Seafarers’ Rights International (SRI) has again demonstrated its commitment to the shipping industry by welcoming the latest intake of high performing young graduates into this year’s SRI Legal Internship Scheme. The successful candidates hail from a diversity of countries across the globe – but all have in common a keen interest in the field of international law and seafarers’ rights, and a desire to succeed.
“This year’s programme is a departure from the traditional intern model”, said Deirdre Fitzpatrick, founder and Executive Director of Seafarers’ Rights International. “We have taken 17 graduates and are immersing them into our world for a period of one week. They will emerge with a deeper understanding of the issues facing the seafarer – and a better idea of how they themselves can really make a difference.

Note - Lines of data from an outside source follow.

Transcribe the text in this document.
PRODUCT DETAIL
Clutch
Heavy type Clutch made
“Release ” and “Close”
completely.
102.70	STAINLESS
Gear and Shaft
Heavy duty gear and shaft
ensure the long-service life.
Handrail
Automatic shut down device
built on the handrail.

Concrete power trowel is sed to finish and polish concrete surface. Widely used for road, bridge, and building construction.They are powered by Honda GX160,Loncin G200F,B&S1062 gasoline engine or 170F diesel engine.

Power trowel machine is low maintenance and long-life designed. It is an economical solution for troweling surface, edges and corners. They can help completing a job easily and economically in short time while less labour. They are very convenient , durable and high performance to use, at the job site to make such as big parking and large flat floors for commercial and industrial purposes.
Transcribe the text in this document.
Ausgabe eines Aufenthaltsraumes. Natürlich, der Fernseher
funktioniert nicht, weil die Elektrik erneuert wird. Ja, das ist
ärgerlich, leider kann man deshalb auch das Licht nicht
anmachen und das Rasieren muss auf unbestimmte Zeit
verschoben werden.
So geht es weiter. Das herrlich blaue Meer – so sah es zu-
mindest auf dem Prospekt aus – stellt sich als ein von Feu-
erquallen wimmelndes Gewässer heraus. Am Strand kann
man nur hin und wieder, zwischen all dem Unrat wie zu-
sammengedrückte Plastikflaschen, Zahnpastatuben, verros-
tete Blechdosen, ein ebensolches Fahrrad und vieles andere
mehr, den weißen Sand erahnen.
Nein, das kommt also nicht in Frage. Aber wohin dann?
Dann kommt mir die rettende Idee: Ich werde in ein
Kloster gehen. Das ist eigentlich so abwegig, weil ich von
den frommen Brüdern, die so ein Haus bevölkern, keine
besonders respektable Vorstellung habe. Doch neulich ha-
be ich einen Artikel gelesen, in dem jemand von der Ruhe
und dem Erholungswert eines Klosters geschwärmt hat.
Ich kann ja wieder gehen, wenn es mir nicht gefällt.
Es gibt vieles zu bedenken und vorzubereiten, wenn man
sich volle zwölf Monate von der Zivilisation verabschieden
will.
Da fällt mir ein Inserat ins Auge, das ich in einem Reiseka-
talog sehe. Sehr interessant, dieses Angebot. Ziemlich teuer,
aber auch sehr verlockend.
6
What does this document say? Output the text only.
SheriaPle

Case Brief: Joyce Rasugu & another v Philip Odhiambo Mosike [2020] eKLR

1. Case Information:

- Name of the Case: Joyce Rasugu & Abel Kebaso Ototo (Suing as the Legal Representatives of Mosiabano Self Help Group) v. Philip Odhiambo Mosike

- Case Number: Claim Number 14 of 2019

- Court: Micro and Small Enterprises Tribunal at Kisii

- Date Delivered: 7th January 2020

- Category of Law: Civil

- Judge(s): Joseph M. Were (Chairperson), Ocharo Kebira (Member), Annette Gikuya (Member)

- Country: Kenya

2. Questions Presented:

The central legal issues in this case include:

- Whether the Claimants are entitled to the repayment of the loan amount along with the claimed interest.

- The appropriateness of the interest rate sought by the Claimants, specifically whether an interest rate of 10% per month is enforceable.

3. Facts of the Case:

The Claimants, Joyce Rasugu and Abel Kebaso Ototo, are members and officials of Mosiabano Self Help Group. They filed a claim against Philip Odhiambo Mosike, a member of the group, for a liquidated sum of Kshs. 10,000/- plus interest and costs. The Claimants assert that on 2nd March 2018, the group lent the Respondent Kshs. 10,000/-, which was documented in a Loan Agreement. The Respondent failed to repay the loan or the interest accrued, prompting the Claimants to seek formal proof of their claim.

“It has been widely reported in the shipping world that the quality of the industry ultimately depends on the quality of people within it. I am a great believer in the truth of that maxim, and in the importance of inviting highly motivated young people into our business and providing them with insights that would normally be unavailable to them.”
The SRI Legal Internship Scheme is intended to provide a vital link between maritime labour interests and students of maritime and labour issues. The aim is to provide students with a genuine first-hand experience of the problems of seafarers, and to allow them to develop their awareness and knowledge in the field of seafarers’ rights.
Targeted at law students and newly qualified lawyers minded to pursue a career in either maritime related or in human rights/employment areas, this year’s scheme offers a one week intensive programme. During their time at SRI students will hear the perspectives of several industry stakeholders on seafarers’ rights, participate in an IMO visit programme and visit the High Courts of Justice.
“We hope that the experience will allow these young people to have a new awareness of the realities of the seafaring life, and that as they go forward in their careers, they will have a greater respect for the work that seafarers do in often harsh and difficult circumstances”, said Ms Fitzpatrick.